Selasa, 28 Februari 2012

Jalan yang Sulit dan Rumit Lebih Mereka Sukai Daripada Jalan Islam

Orang yang tidak beragama tidak akan tahu jalan mana yang harus mereka tempuh, kecuali jalan berdasarkan dugaan mereka belaka. Sedangkan bagi orang-orang yang taat beragama, di hadapan mereka ada petunjuk-petunjuk suci melalui Kitab-Nya dan Sunnah Rasul-Nya. Mereka merenungkannya dan mengamalkannya. Lalu, mereka merasakan kebahagiaan yang tiada terkira. Jalan lurus itu pendek dan singkat. Begitu mudah dan sederhana. Tapi ternyata yang sulit dan rumit lebih disukai orang yang tidak beragama. Sehingga, jalan mereka lalui pun menjadi sulit.

Bisa saja kita menemukan orang-orang yang bahagia di kalangan orang yang tidak beragama, tetapi kebahagiaan mereka tidak akan bisa menyamai kebahagiaan orang-orang yang taat beragama. Orang yang yakin dengan pertolongan Allah, ketika mendapat ujian dan cobaan tidak membuatnya goyah dari keyakinan itu. Seperti halnya yang dialami para Nabi dan Rasul, orang-orang saleh, dan para syuhada.

Sesungguhnya kita belum mendapatkan contoh teladan kesabaran dari orang-orang yang tidak beragama. Seberapa panjang dan kuatkah kesabaran mereka. Bisakah mereka melampaui kesabaran Nabi dan Rasul atau yang dibawahnya atau bahkan yang dibawahnya lagi. Apakah kita mendapati para Nabi dan Rasul serta orang-orang saleh adalah orang-orang yang berputus asa? Justru ajaran Islam selalu membimbing mereka. Selalu mengarahkan mereka ke arah kebaikan, kemudahan, dan kebahagiaan. Apa yang mereka lakukan dan tinggalkan, semata-mata untuk kebahagiaan mereka.

Mari kita tadaburi salah satu ayat berikut:

Katakanlah: “Hai hamba-hamba-Ku yang malampaui batas terhadap diri mereka sendiri, janganlah kamu berputus asa dari rahmat Allah. Sesungguhnya Allah mengampuni dosa-dosa semuanya. Sesungguhnya Dia-lah Yang Maha Pengampun lagi Maha Penyayang.” (QS. Az-Zumar: 53)
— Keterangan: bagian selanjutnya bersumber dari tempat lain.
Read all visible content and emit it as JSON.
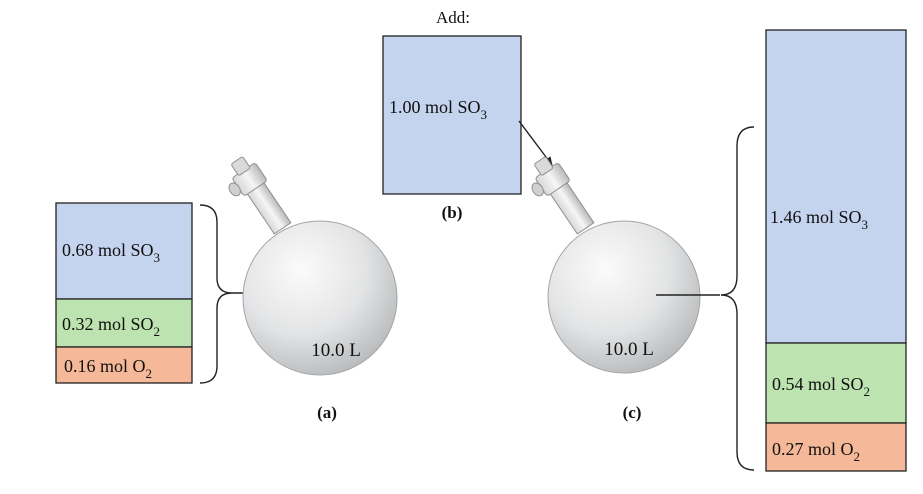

Yang dimaksud dengan melampaui batas adalah berbuat dosa yang begitu banyak. Saking banyaknya, seolah-olah mereka menganggap bahwa Allah tidak akan mengampuni dosa-dosanya itu. Lalu, Allah pun memberikan harapan kepada mereka: Janganlah kamu berputus asa dari rahmat Allah. Selagi nyawa dikandung badan dan selagi engkau mau bertaubat, Allah masih bersedia mengampuni dosa-dosamu itu walaupun dosa-dosa itu sebanyak buih dilautan, pasir di pantai atau bintang-bintang dilangit. Karena, Allah itu Maha Pengampun lagi Maha Penyayang.

Maka tampaklah baginya fajar yang menyingsing menghadirkan pahala dan berlalulah malam yang mengusung bala. Tatkala matahari pahala mulai menyingsing, ia telah sampai pada tujuan dengan selamat, melewati segala bencana dengan penuh kesabaran.

Bukankah nilai-nilai spiritual ini adalah nilai-nilai yang mulia, yang lebih tinggi daripada nilai-nilai manapun? Tapi, mengapa mereka meremehkannya, menjauh darinya, bahkan mengatakan tidak beriman kepadanya? Bukankah hal ini berarti mereka menganggap diri mereka lebih hebat daripada Tuhan? Mereka menganggap bahwa mereka mampu membuat konsep yang lebih hebat daripada konsep Tuhan. Padahal yang ada, mereka hanya menunjukkan kebodohan mereka namun mereka tidak menyadarinya.